The AFB will create a new role for the federal government in supporting public transit operations to facilitate expansion while keeping fares as low as possible. This AFB will invest an additional $35.4 billion dollars over 11 years (2026 to 2036) above planned transit spending by accelerating the start date of the forthcoming Canada Public Transit Fund, and expanding its role to include transit operations funding, which is crucial to growing ridership and reducing carbon emissions. Our goal is to simultaneously support transit expansion and keep fares affordable.
Operational funding will be included in a reliable, predictable baseline funding stream. To encourage cities to deploy faster transit, bonus operating funding payments will be delivered to cities based on the number of kilometres of dedicated transit priority (including bus, streetcar) lanes. To encourage efficiency, an incremental component of this funding stream will be tied directly to ridership growth. Cities would also be allowed to use operating funding to reduce the cost of transit fares.
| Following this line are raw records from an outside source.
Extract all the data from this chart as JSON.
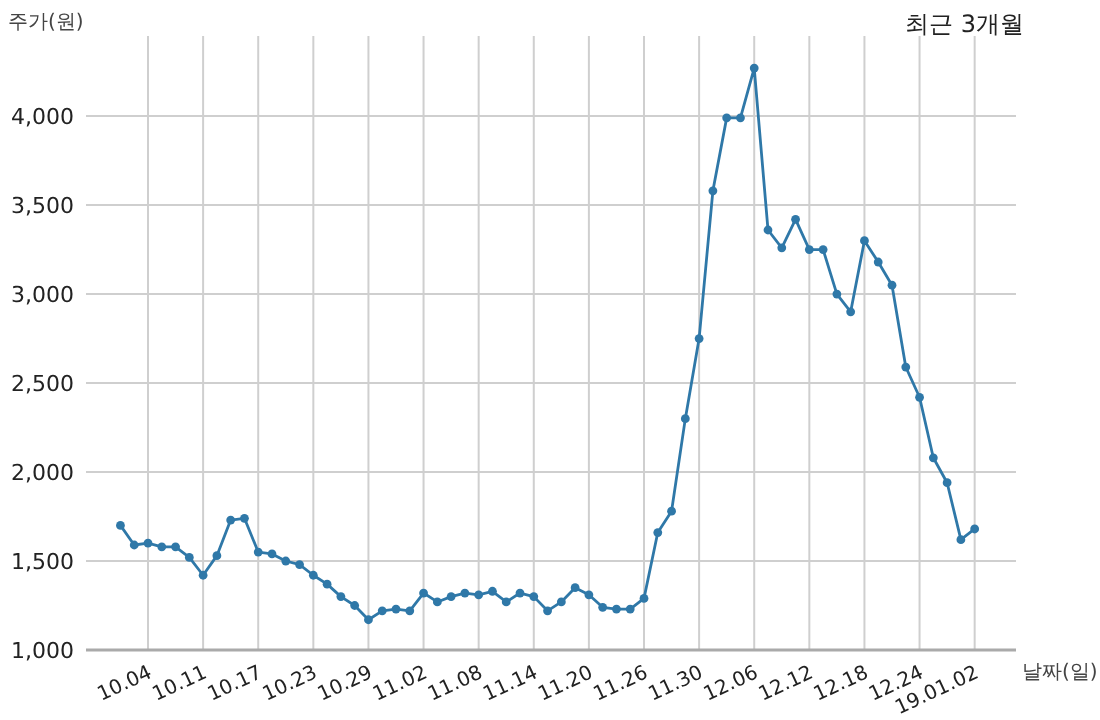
{
  "chart_data": {
    "type": "line",
    "title": "최근 3개월",
    "xlabel": "날짜(일)",
    "ylabel": "주가(원)",
    "categories": [
      null,
      null,
      "10.04",
      null,
      null,
      null,
      "10.11",
      null,
      null,
      null,
      "10.17",
      null,
      null,
      null,
      "10.23",
      null,
      null,
      null,
      "10.29",
      null,
      null,
      null,
      "11.02",
      null,
      null,
      null,
      "11.08",
      null,
      null,
      null,
      "11.14",
      null,
      null,
      null,
      "11.20",
      null,
      null,
      null,
      "11.26",
      null,
      null,
      null,
      "11.30",
      null,
      null,
      null,
      "12.06",
      null,
      null,
      null,
      "12.12",
      null,
      null,
      null,
      "12.18",
      null,
      null,
      null,
      "12.24",
      null,
      null,
      null,
      "19.01.02"
    ],
    "series": [
      {
        "color": "#2f78a8",
        "values": [
          1700,
          1590,
          1600,
          1580,
          1580,
          1520,
          1420,
          1530,
          1730,
          1740,
          1550,
          1540,
          1500,
          1480,
          1420,
          1370,
          1300,
          1250,
          1170,
          1220,
          1230,
          1220,
          1320,
          1270,
          1300,
          1320,
          1310,
          1330,
          1270,
          1320,
          1300,
          1220,
          1270,
          1350,
          1310,
          1240,
          1230,
          1230,
          1290,
          1660,
          1780,
          2300,
          2750,
          3580,
          3990,
          3990,
          4270,
          3360,
          3260,
          3420,
          3250,
          3250,
          3000,
          2900,
          3300,
          3180,
          3050,
          2590,
          2420,
          2080,
          1940,
          1620,
          1680
        ]
      }
    ],
    "ylim": [
      1000,
      4450
    ],
    "yticks": [
      {
        "value": 1000,
        "label": "1,000"
      },
      {
        "value": 1500,
        "label": "1,500"
      },
      {
        "value": 2000,
        "label": "2,000"
      },
      {
        "value": 2500,
        "label": "2,500"
      },
      {
        "value": 3000,
        "label": "3,000"
      },
      {
        "value": 3500,
        "label": "3,500"
      },
      {
        "value": 4000,
        "label": "4,000"
      }
    ],
    "grid": true,
    "marker": "circle",
    "line_style": "solid"
  }
}
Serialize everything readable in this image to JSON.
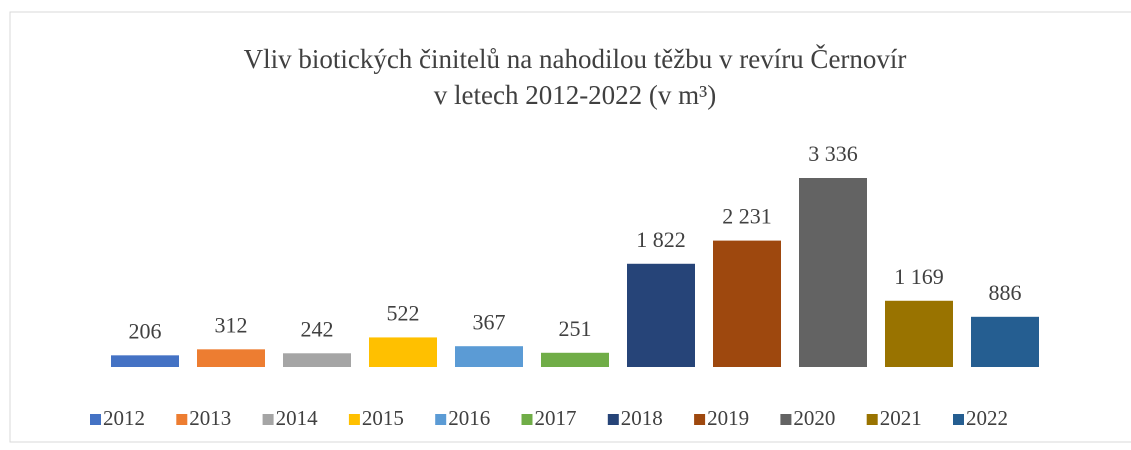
{
  "chart_data": {
    "type": "bar",
    "title": [
      "Vliv biotických činitelů na nahodilou těžbu v revíru Černovír",
      "v letech 2012-2022 (v m³)"
    ],
    "categories": [
      "2012",
      "2013",
      "2014",
      "2015",
      "2016",
      "2017",
      "2018",
      "2019",
      "2020",
      "2021",
      "2022"
    ],
    "values": [
      206,
      312,
      242,
      522,
      367,
      251,
      1822,
      2231,
      3336,
      1169,
      886
    ],
    "value_labels": [
      "206",
      "312",
      "242",
      "522",
      "367",
      "251",
      "1 822",
      "2 231",
      "3 336",
      "1 169",
      "886"
    ],
    "colors": [
      "#4472c4",
      "#ed7d31",
      "#a5a5a5",
      "#ffc000",
      "#5b9bd5",
      "#70ad47",
      "#264478",
      "#9e480e",
      "#636363",
      "#997300",
      "#255e91"
    ],
    "legend": "bottom"
  }
}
This new program will also require that all federal funding supports the deployment of zero-emission buses with new procurement requirements, while compensating public transit systems for the additional cost. This new program will also negotiate city-region agreements with major cities to fund major public investments, including a revitalized Active Transportation Fund in a coordinated manner that aligns with housing supply, affordability and climate targets. This plan-based, rather than project-based, approach to funding will require cities to agree to minimum conditions designed to protect the erosion of affordability for housing stock and plan for increased densification and housing supply near frequent transit.
City-region agreements will also require cities to align transit and housing growth plans to mode shift and vehicle kilometre reduction (VKT) targets, with the federal government setting minimum expectations for what can be delivered based on city size, local circumstances, and the amount of federal funding. These local targets will add up to an overall national target to double public transit ridership by 2035.
This AFB will expand the Rural Transit Solutions program, alongside the Active Transportation Fund. This additional funding will support the expansion of the eligibility criteria for funding under these programs to include operating costs under the Rural Transit Solutions program and funding for publicly managed municipal bike-share programs under the Active Transportation Fund. The Zero-Emissions Transit Fund will be incorporated into the Canada Public Transit Fund as additional support for municipalities to meet rising minimum zero-emission bus procurement targets.